Fungal biosynthesis of lignin-modifying enzymes from pulp wash and Luffa cylindrica for azo dye RB5 biodecolorization using modeling by response surface methodology and artificial neural network

Clara DouradoFernandes^a, Victor Ruan SilvaNascimento^a, Diego Batista Meneses^b, Débora S.Vilar^a, Nádia Hortense Torres^a,c, Manuela Souza Leite^a,c, José RobertoVega Baudrit^b,d, Muhammad Bilal^e, Hafiz M.N.Iqbal^f, Ram Naresh Bharagava^g, Silvia Maria Egues^a,c, Luiz Fernando Romanholo Ferreira^a,c

Graduate Program in Process Engineering, Tiradentes University, Murilo Dantas Avenue, 300, Farolândia, 49032-490, Aracaju, Sergipe, Brazil.

Abstract

This study demonstrates the evaluation between the artificial neural network technique coupled to the genetic algorithm (ANN-GA) and the response surface methodology (RSM) for prediction of Reactive Black 5 (RB5) decolorization by crude enzyme from Pleurotus. sajor-caju. Fungal lignin-modifying enzymes (FLME) were synthesized using pulp wash (PW) as an inducing substrate, and L. cylindrica (L.C) for cell immobilization. When grown in PW, the fungus showed higher Lac activity (126.5 IU. mL^-1), whereas when immobilized a higher MnP activity was achieved (22.79 IU. mL⁻¹), but both methods were capable of decolorizing the dye in about 89.4 % and 75 %, respectively. This indicates applicability of PW as an alternative substrate for FLME induction and viability of immobilization for MnP synthesis.
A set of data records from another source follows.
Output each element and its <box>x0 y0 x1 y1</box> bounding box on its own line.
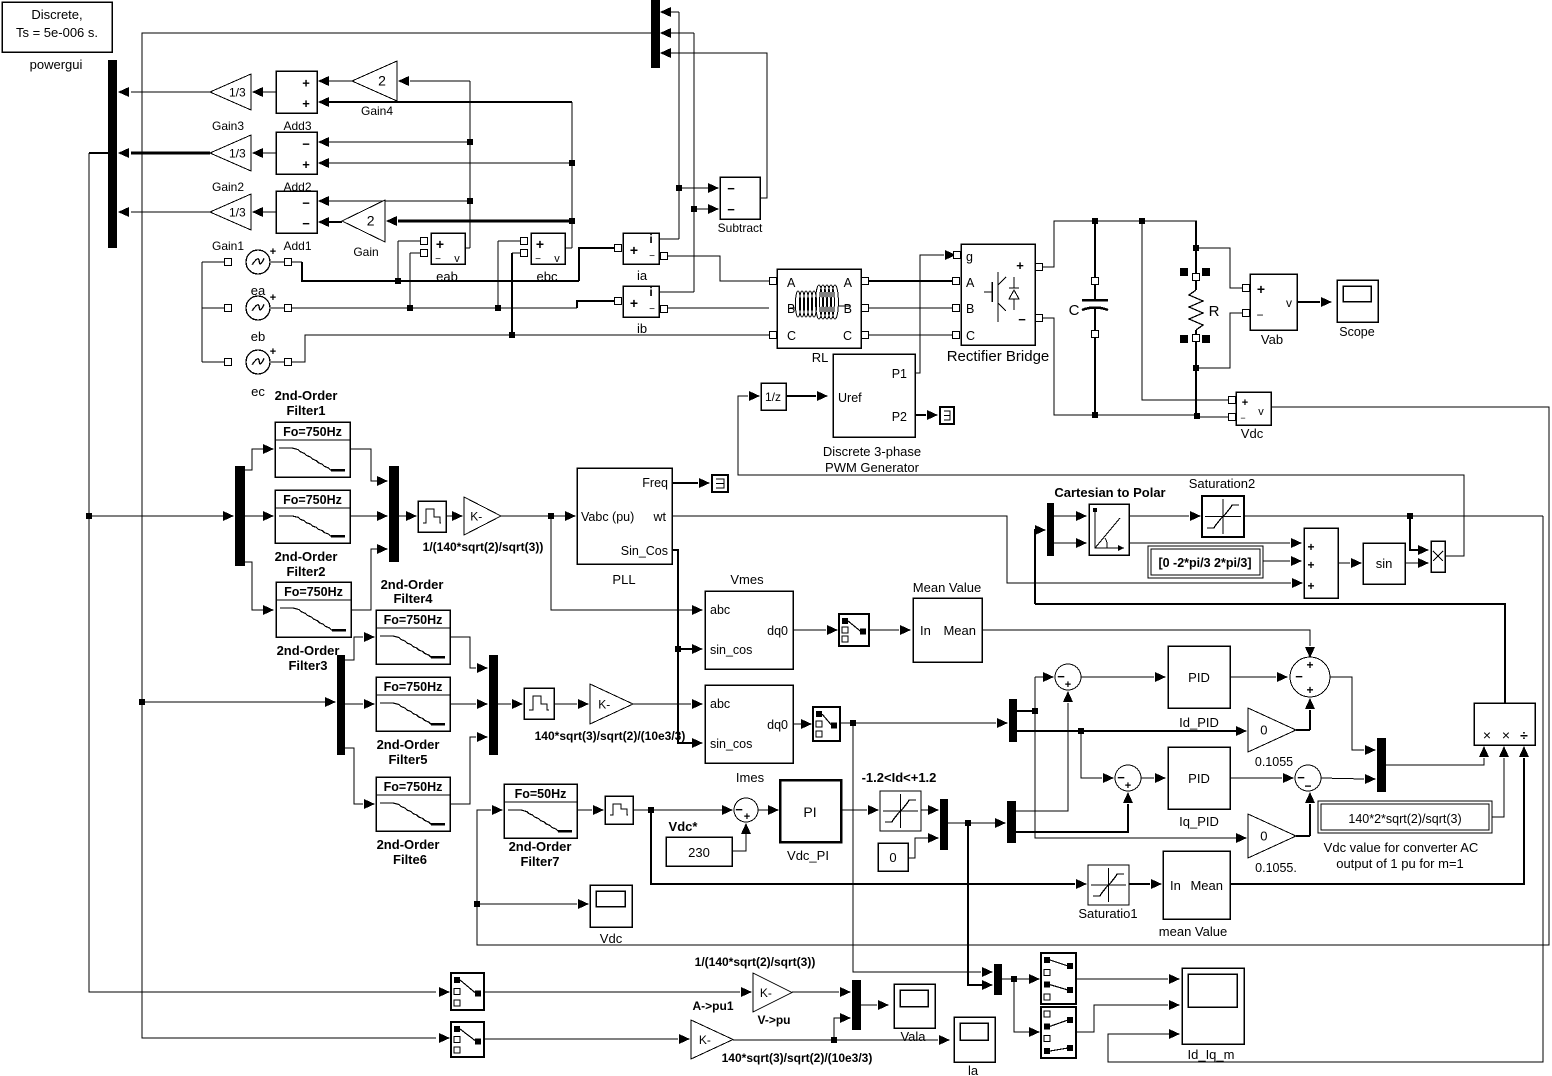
svg-text:Sin_Cos: Sin_Cos <box>621 544 668 558</box>
svg-text:2nd-Order: 2nd-Order <box>275 549 338 564</box>
svg-text:Gain4: Gain4 <box>361 104 393 118</box>
svg-text:-1.2<Id<+1.2: -1.2<Id<+1.2 <box>862 770 937 785</box>
svg-text:K-: K- <box>598 698 610 712</box>
svg-text:i: i <box>649 285 652 299</box>
svg-text:+: + <box>630 242 638 258</box>
svg-text:+: + <box>630 295 638 311</box>
svg-text:Fo=750Hz: Fo=750Hz <box>384 780 443 794</box>
svg-text:Fo=750Hz: Fo=750Hz <box>384 613 443 627</box>
svg-text:la: la <box>968 1063 979 1076</box>
svg-text:eab: eab <box>436 269 458 284</box>
svg-text:PI: PI <box>803 804 816 820</box>
svg-text:sin_cos: sin_cos <box>710 643 752 657</box>
svg-text:Filter5: Filter5 <box>388 752 427 767</box>
svg-text:−: − <box>1256 308 1263 322</box>
svg-text:+: + <box>436 236 444 252</box>
svg-text:140*2*sqrt(2)/sqrt(3): 140*2*sqrt(2)/sqrt(3) <box>1348 812 1461 826</box>
svg-text:2nd-Order: 2nd-Order <box>277 643 340 658</box>
svg-text:−: − <box>302 196 310 211</box>
svg-text:1/3: 1/3 <box>229 86 246 100</box>
svg-text:Add3: Add3 <box>283 119 311 133</box>
svg-text:+: + <box>1257 281 1265 297</box>
svg-text:+: + <box>1065 679 1071 691</box>
svg-text:Vdc*: Vdc* <box>669 819 699 834</box>
svg-text:output of 1 pu for m=1: output of 1 pu for m=1 <box>1336 856 1464 871</box>
svg-text:+: + <box>744 811 750 823</box>
svg-text:Vdc: Vdc <box>600 931 623 946</box>
svg-text:+: + <box>302 76 310 91</box>
svg-text:Fo=750Hz: Fo=750Hz <box>384 680 443 694</box>
svg-text:Gain: Gain <box>353 245 378 259</box>
svg-text:dq0: dq0 <box>767 624 788 638</box>
svg-text:−: − <box>1240 413 1245 423</box>
svg-text:Freq: Freq <box>642 476 668 490</box>
svg-text:Add2: Add2 <box>283 180 311 194</box>
svg-text:PLL: PLL <box>612 572 635 587</box>
svg-text:B: B <box>787 302 795 316</box>
svg-text:Filter4: Filter4 <box>393 591 433 606</box>
svg-text:Rectifier Bridge: Rectifier Bridge <box>947 348 1050 365</box>
svg-text:B: B <box>844 302 852 316</box>
svg-text:Id_Iq_m: Id_Iq_m <box>1188 1047 1235 1062</box>
svg-text:Uref: Uref <box>838 391 862 405</box>
svg-text:B: B <box>966 302 974 316</box>
svg-text:0: 0 <box>1260 723 1267 738</box>
svg-text:Fo=750Hz: Fo=750Hz <box>283 425 342 439</box>
svg-text:Ts = 5e-006 s.: Ts = 5e-006 s. <box>16 25 98 40</box>
svg-text:In: In <box>1170 878 1181 893</box>
svg-text:Filter1: Filter1 <box>286 403 325 418</box>
svg-text:Discrete,: Discrete, <box>31 7 82 22</box>
svg-text:+: + <box>1307 540 1314 554</box>
svg-text:+: + <box>1125 780 1131 792</box>
svg-text:+: + <box>536 236 544 252</box>
svg-text:0: 0 <box>889 850 896 865</box>
svg-text:+: + <box>270 292 276 304</box>
svg-text:g: g <box>966 250 973 264</box>
svg-text:C: C <box>1069 302 1080 319</box>
svg-text:wt: wt <box>653 510 667 524</box>
svg-text:ib: ib <box>637 321 647 336</box>
svg-text:−: − <box>649 304 655 315</box>
svg-text:2nd-Order: 2nd-Order <box>509 839 572 854</box>
svg-text:PID: PID <box>1188 771 1210 786</box>
svg-text:V->pu: V->pu <box>757 1013 790 1027</box>
svg-text:P2: P2 <box>892 410 907 424</box>
svg-text:Gain1: Gain1 <box>212 239 244 253</box>
svg-text:−: − <box>1295 669 1303 684</box>
svg-text:Imes: Imes <box>736 770 765 785</box>
svg-text:v: v <box>454 253 460 265</box>
svg-text:PID: PID <box>1188 670 1210 685</box>
svg-text:eb: eb <box>251 329 265 344</box>
svg-text:+: + <box>270 346 276 358</box>
svg-text:Gain3: Gain3 <box>212 119 244 133</box>
svg-text:Iq_PID: Iq_PID <box>1179 814 1219 829</box>
svg-text:Subtract: Subtract <box>718 221 763 235</box>
svg-text:Vala: Vala <box>900 1029 926 1044</box>
svg-text:C: C <box>787 329 796 343</box>
svg-text:ec: ec <box>251 384 265 399</box>
svg-text:2nd-Order: 2nd-Order <box>275 388 338 403</box>
svg-text:−: − <box>735 802 743 817</box>
svg-text:In: In <box>920 623 931 638</box>
svg-text:+: + <box>1307 558 1314 572</box>
svg-text:−: − <box>435 254 441 265</box>
svg-text:v: v <box>1286 296 1292 310</box>
svg-text:Vab: Vab <box>1261 332 1283 347</box>
svg-text:1/(140*sqrt(2)/sqrt(3)): 1/(140*sqrt(2)/sqrt(3)) <box>695 955 816 969</box>
svg-text:sin: sin <box>1376 556 1393 571</box>
svg-text:Filter7: Filter7 <box>520 854 559 869</box>
svg-text:powergui: powergui <box>30 57 83 72</box>
svg-text:1/3: 1/3 <box>229 206 246 220</box>
svg-text:+: + <box>1307 579 1314 593</box>
svg-text:230: 230 <box>688 845 710 860</box>
svg-text:−: − <box>535 254 541 265</box>
svg-text:[0 -2*pi/3 2*pi/3]: [0 -2*pi/3 2*pi/3] <box>1158 556 1251 570</box>
svg-text:+: + <box>1306 683 1313 697</box>
svg-text:2nd-Order: 2nd-Order <box>377 737 440 752</box>
svg-text:Fo=50Hz: Fo=50Hz <box>515 787 567 801</box>
svg-text:K-: K- <box>699 1033 711 1047</box>
svg-text:+: + <box>1016 258 1024 273</box>
svg-text:Saturatio1: Saturatio1 <box>1078 906 1137 921</box>
svg-text:2nd-Order: 2nd-Order <box>381 577 444 592</box>
svg-text:Fo=750Hz: Fo=750Hz <box>284 585 343 599</box>
svg-text:dq0: dq0 <box>767 718 788 732</box>
svg-text:Add1: Add1 <box>283 239 311 253</box>
svg-text:0.1055: 0.1055 <box>1255 755 1293 769</box>
svg-text:Gain2: Gain2 <box>212 180 244 194</box>
svg-text:0.1055.: 0.1055. <box>1255 861 1297 875</box>
svg-text:Mean: Mean <box>1190 878 1223 893</box>
svg-text:i: i <box>649 232 652 246</box>
svg-text:Filter2: Filter2 <box>286 564 325 579</box>
svg-text:×: × <box>1502 727 1510 743</box>
svg-text:C: C <box>843 329 852 343</box>
svg-text:0: 0 <box>1260 829 1267 844</box>
svg-text:v: v <box>1258 406 1264 418</box>
svg-text:P1: P1 <box>892 367 907 381</box>
svg-text:1/(140*sqrt(2)/sqrt(3)): 1/(140*sqrt(2)/sqrt(3)) <box>423 540 544 554</box>
svg-text:−: − <box>1018 312 1026 327</box>
svg-text:140*sqrt(3)/sqrt(2)/(10e3/3): 140*sqrt(3)/sqrt(2)/(10e3/3) <box>535 729 686 743</box>
svg-text:+: + <box>302 96 310 111</box>
svg-text:Vmes: Vmes <box>730 572 764 587</box>
svg-text:−: − <box>302 216 310 231</box>
svg-text:Id_PID: Id_PID <box>1179 715 1219 730</box>
svg-text:K-: K- <box>470 510 482 524</box>
svg-text:+: + <box>1242 397 1248 409</box>
svg-text:2: 2 <box>367 213 375 229</box>
svg-text:Saturation2: Saturation2 <box>1189 476 1256 491</box>
svg-text:Vabc (pu): Vabc (pu) <box>581 510 634 524</box>
svg-text:+: + <box>1306 658 1313 672</box>
svg-text:abc: abc <box>710 603 730 617</box>
svg-text:mean Value: mean Value <box>1159 924 1227 939</box>
svg-text:A->pu1: A->pu1 <box>692 999 733 1013</box>
svg-text:A: A <box>787 276 796 290</box>
svg-text:140*sqrt(3)/sqrt(2)/(10e3/3): 140*sqrt(3)/sqrt(2)/(10e3/3) <box>722 1051 873 1065</box>
svg-text:÷: ÷ <box>1520 727 1528 743</box>
svg-text:abc: abc <box>710 697 730 711</box>
svg-text:Vdc: Vdc <box>1241 426 1264 441</box>
svg-text:ebc: ebc <box>537 269 558 284</box>
svg-text:Filte6: Filte6 <box>393 852 427 867</box>
svg-text:C: C <box>966 329 975 343</box>
svg-text:RL: RL <box>812 350 829 365</box>
svg-text:−: − <box>727 181 735 196</box>
svg-text:−: − <box>302 137 310 152</box>
svg-text:Scope: Scope <box>1339 325 1374 339</box>
svg-text:Discrete 3-phase: Discrete 3-phase <box>823 444 921 459</box>
svg-text:PWM Generator: PWM Generator <box>825 460 920 475</box>
svg-text:Mean: Mean <box>943 623 976 638</box>
svg-text:K-: K- <box>760 986 772 1000</box>
svg-text:sin_cos: sin_cos <box>710 737 752 751</box>
svg-text:Mean Value: Mean Value <box>913 580 981 595</box>
svg-text:Filter3: Filter3 <box>288 658 327 673</box>
svg-text:Fo=750Hz: Fo=750Hz <box>283 493 342 507</box>
svg-text:+: + <box>302 157 310 172</box>
svg-text:−: − <box>727 202 735 217</box>
svg-text:1/3: 1/3 <box>229 147 246 161</box>
svg-text:Vdc value for converter AC: Vdc value for converter AC <box>1324 840 1479 855</box>
svg-text:−: − <box>1304 779 1311 793</box>
svg-text:×: × <box>1483 727 1491 743</box>
svg-text:ia: ia <box>637 268 648 283</box>
svg-text:2: 2 <box>378 73 386 89</box>
svg-text:Cartesian to Polar: Cartesian to Polar <box>1054 485 1165 500</box>
svg-text:R: R <box>1209 303 1220 320</box>
svg-text:2nd-Order: 2nd-Order <box>377 837 440 852</box>
svg-text:1/z: 1/z <box>765 390 781 404</box>
svg-text:v: v <box>554 253 560 265</box>
svg-text:Vdc_PI: Vdc_PI <box>787 848 829 863</box>
svg-text:A: A <box>966 276 975 290</box>
svg-text:A: A <box>844 276 853 290</box>
svg-text:−: − <box>649 251 655 262</box>
svg-text:+: + <box>270 246 276 258</box>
For RB5 decolorization, the action of the crude enzyme extract was considered as a function of pH, dye concentration, temperature, and reaction time. The models are well adjusted to predict the efficiency of biodecolorization, with no statistical difference between ANN-GA and RSM, which indicates potential for green enzymes prospecting application in bioprocess industry.

Keywords: Reactive Black 5, Pleurotus sajor-caju, Immobilization, Genetic algorithm, Green enzymes.